Rand Paul remains the talk of the town, and deservedly so. However, more talk should be centering on his colleagues and critics in the Senate, John McCain and Lindsey Graham.
Recall, the Arizonan senator and former presidential candidate, quoting a Wall Street Journal editorial, said: “If Mr. Paul wants to be taken seriously, he needs to do more than pull political stunts that fire up impressionable libertarian kids in college dorms.”
McCain continued, referring to Paul’s suggestion that the American government would launch drone attacks against American citizens on American soil “totally unfounded.” In fact, “it is simply false,” McCain asserted, to think that the federal government would target as “an enemy combatant” someone who “disagrees with American policy” and who “even may demonstrate against it [.]”
Lindsey Graham seconded the idea that Paul and his fellow Republicans are hypocritical. George W. Bush had a drone program in place, Graham commented, and yet “I don’t remember any of you coming down here suggesting that President Bush was going to kill anybody with a drone, do you?” Graham then asked: “What are we up to here?” Finally, while castigating Paul and company for taking the Obama administration to task, he commended the President “for doing many of the things that President Bush did,” “for having the good judgment to understand [that] we’re at war.” Graham lamented that, evidently, his own party “no longer” believes this.
McCain’s and Graham’s critique is more telling than many of their Republican opponents appreciate.
To put it bluntly, by way of both tone and substance, their attack against their colleagues makes it clear that the hands of these long-term Senate veterans are most decidedly not those into which Americans should entrust their liberties.
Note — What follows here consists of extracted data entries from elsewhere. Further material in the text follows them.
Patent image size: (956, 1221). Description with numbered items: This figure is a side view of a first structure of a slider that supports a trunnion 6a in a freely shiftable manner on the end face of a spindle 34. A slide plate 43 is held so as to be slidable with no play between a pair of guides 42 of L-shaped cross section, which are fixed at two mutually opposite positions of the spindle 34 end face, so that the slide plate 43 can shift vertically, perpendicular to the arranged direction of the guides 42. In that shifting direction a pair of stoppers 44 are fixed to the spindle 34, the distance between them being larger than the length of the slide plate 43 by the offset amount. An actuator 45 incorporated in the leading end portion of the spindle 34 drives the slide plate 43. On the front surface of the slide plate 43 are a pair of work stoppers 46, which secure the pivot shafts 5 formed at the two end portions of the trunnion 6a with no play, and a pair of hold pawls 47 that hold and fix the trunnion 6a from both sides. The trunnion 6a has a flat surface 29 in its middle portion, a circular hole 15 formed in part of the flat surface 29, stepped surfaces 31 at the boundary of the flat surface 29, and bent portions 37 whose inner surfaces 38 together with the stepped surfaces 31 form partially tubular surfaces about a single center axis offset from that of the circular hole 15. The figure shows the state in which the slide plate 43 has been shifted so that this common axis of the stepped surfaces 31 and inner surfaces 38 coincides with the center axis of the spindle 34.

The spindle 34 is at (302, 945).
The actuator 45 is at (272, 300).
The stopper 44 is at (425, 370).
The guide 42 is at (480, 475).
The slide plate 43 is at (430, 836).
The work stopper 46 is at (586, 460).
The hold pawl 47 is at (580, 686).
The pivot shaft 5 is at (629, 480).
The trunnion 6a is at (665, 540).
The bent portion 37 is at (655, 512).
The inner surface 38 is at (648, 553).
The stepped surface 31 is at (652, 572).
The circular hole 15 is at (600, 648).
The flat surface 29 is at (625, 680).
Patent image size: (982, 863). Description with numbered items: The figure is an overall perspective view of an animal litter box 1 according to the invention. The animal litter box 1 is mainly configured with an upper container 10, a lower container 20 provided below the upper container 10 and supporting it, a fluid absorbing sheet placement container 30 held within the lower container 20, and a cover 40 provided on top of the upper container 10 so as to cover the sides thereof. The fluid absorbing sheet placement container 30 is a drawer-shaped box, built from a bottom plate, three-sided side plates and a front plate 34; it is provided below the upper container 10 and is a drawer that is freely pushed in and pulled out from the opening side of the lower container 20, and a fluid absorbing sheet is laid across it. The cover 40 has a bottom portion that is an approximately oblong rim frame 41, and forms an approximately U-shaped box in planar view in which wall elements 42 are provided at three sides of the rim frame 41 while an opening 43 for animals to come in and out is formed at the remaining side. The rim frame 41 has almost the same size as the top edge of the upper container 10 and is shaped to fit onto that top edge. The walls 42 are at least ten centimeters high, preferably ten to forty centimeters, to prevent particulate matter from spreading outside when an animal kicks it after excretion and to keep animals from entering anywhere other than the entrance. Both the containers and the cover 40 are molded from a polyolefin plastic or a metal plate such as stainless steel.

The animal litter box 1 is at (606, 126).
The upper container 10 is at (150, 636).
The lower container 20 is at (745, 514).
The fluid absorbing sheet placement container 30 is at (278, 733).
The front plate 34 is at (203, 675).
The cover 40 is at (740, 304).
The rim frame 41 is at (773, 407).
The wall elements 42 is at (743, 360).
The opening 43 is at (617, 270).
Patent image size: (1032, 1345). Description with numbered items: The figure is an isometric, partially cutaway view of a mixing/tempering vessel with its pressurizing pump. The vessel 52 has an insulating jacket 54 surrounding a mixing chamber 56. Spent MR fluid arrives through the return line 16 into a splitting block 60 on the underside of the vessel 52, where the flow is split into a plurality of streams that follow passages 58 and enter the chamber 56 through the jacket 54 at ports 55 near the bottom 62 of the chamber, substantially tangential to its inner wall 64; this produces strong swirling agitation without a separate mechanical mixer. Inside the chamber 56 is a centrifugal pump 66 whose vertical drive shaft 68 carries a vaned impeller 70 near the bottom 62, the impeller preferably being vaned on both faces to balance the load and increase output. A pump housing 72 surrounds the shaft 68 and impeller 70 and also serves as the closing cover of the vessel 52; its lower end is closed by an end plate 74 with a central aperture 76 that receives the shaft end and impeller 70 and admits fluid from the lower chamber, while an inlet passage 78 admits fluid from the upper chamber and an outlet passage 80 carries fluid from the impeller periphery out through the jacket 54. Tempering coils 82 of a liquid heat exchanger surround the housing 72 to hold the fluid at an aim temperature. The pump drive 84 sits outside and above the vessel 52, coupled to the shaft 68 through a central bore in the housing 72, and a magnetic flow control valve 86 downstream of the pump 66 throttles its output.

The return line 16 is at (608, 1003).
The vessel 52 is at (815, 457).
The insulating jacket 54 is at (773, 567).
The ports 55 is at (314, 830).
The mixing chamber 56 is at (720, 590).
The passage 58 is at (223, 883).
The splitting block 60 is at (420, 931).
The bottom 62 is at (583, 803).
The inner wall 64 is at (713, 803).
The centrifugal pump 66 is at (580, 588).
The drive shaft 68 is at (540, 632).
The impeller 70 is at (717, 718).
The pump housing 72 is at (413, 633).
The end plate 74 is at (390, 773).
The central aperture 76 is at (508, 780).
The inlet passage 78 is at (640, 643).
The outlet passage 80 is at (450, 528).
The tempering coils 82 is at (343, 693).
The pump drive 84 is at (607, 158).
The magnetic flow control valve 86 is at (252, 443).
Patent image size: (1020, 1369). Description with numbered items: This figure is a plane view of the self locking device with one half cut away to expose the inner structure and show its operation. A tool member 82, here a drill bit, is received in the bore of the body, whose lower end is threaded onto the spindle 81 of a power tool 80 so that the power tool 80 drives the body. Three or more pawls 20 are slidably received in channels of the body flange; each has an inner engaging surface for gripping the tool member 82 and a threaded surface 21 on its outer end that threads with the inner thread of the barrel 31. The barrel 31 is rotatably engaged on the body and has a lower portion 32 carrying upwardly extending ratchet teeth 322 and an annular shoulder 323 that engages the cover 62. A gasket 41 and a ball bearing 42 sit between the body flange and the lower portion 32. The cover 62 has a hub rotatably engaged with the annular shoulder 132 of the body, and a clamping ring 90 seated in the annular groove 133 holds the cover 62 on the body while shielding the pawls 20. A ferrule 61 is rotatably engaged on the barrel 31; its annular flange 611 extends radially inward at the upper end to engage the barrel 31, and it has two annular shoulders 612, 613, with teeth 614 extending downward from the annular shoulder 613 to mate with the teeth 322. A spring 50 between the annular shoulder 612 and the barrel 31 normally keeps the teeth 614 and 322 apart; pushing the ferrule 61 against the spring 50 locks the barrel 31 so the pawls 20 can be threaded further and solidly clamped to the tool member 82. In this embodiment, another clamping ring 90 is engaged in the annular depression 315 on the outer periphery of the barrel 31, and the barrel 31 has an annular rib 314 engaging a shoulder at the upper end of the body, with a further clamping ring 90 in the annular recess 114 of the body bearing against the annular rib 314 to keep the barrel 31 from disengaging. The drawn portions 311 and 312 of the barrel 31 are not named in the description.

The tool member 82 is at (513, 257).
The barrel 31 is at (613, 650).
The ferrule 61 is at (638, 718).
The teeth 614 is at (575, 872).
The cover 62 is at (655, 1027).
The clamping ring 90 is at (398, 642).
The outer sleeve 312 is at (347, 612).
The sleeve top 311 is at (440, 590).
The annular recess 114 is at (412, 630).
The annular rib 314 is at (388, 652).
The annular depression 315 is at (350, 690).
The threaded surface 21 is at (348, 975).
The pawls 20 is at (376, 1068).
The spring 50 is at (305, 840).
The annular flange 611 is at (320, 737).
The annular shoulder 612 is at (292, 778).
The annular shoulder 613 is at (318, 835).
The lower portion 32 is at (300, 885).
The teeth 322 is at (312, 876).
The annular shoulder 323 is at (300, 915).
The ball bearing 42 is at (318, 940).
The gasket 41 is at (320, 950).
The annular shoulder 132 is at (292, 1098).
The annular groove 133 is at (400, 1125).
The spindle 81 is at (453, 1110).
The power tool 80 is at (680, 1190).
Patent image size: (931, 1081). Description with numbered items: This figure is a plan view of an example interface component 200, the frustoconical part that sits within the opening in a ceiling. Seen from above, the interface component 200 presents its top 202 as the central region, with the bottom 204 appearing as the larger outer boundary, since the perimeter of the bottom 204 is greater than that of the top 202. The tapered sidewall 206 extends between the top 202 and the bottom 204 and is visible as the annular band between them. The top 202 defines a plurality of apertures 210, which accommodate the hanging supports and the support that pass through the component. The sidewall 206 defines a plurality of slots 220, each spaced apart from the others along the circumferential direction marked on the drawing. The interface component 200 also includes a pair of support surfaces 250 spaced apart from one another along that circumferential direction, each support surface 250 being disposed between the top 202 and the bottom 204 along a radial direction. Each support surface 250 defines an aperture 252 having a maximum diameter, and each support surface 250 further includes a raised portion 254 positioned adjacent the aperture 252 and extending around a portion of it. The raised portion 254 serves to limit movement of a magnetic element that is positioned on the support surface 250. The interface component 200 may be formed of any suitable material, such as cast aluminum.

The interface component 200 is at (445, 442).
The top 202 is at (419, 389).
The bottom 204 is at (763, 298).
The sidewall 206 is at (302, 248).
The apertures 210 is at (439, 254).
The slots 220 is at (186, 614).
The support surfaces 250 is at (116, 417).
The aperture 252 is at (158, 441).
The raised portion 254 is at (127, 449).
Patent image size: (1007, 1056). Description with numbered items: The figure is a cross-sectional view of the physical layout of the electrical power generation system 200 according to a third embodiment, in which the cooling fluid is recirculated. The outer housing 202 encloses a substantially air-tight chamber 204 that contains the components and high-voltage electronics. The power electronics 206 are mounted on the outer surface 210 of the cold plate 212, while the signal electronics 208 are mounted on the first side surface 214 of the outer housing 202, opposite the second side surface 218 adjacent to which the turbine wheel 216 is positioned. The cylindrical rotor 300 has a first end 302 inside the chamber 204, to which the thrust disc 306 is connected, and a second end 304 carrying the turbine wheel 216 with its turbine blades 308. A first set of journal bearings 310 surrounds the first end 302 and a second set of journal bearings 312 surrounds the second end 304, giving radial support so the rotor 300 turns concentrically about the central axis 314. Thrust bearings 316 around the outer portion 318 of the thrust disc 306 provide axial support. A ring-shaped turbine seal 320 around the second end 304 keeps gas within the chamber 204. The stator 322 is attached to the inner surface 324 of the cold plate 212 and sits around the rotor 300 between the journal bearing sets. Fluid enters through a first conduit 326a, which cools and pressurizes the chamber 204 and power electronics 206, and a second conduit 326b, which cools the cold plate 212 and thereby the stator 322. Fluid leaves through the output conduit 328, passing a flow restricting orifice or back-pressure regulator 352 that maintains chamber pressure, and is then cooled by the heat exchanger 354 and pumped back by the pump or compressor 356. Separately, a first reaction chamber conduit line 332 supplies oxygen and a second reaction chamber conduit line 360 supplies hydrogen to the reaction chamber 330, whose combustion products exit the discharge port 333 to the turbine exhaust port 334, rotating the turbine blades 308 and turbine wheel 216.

This is no hyperbole. No Republican of whom I’m aware—including Senators McCain and Graham—credit President Obama with being friendly to freedom. Given the latter’s relentless quest to concentrate power ever further in the federal government, Obama is deemed not an ally, but an enemy, of liberty. Well, there is no greater sign that liberty has indeed reached a perilous state than when the President of the United States possesses the discretion—the power—to determine which Americans are and are not “enemy combatants,” which Americans can and cannot be killed by their government.
McCain and Graham see nothing at all objectionable about this. They even find it praiseworthy. Thus, they pose no less a threat to American liberty than that posed by Obama himself.
But there is even more to it than this.
At no time is the government of any society more of a threat to liberty than during a time of war. War is the ultimate crisis, and as Rahm Emmanuel infamously, but correctly, noted, it is during a crisis that the government can get away with doing that which it wouldn’t be able to do otherwise. Hence, we should “never let a good crisis go to waste.”
Translation: since people turn to their government in moments of crisis, it is during just these moments that government is permitted to expand its size and scope, i.e. its power. Yet when this happens, citizens lose their liberties. Anyone with any doubts about this should consider that it is during crisis that citizens are “asked” by their elected representatives to “sacrifice” for “the common good.” And what are they expected to sacrifice? The answer to this question is always the same, even if it is never spelled out as such: their liberty.
Now, this “war” that McCain, Graham, and a whole lot of other Republicans insist that we are engaged in is a war without end. Neither its opponents nor its proponents deny this. But a war without end is a crisis without end, and when there is a crisis without end, the end of liberty looms on the horizon.
The McCains and Grahams of the GOP have turned legions of Americans off from voting for Republicans. They even account for why millions of self-identified Republicans have decided to sit out the last two presidential elections.
The sooner liberty-minded Republicans recognize what many seemed to finally realize last week—the party needs more Pauls and fewer McCains and Grahams—the greater the chances that the GOP’s—and the country’s—future will be brighter than its present.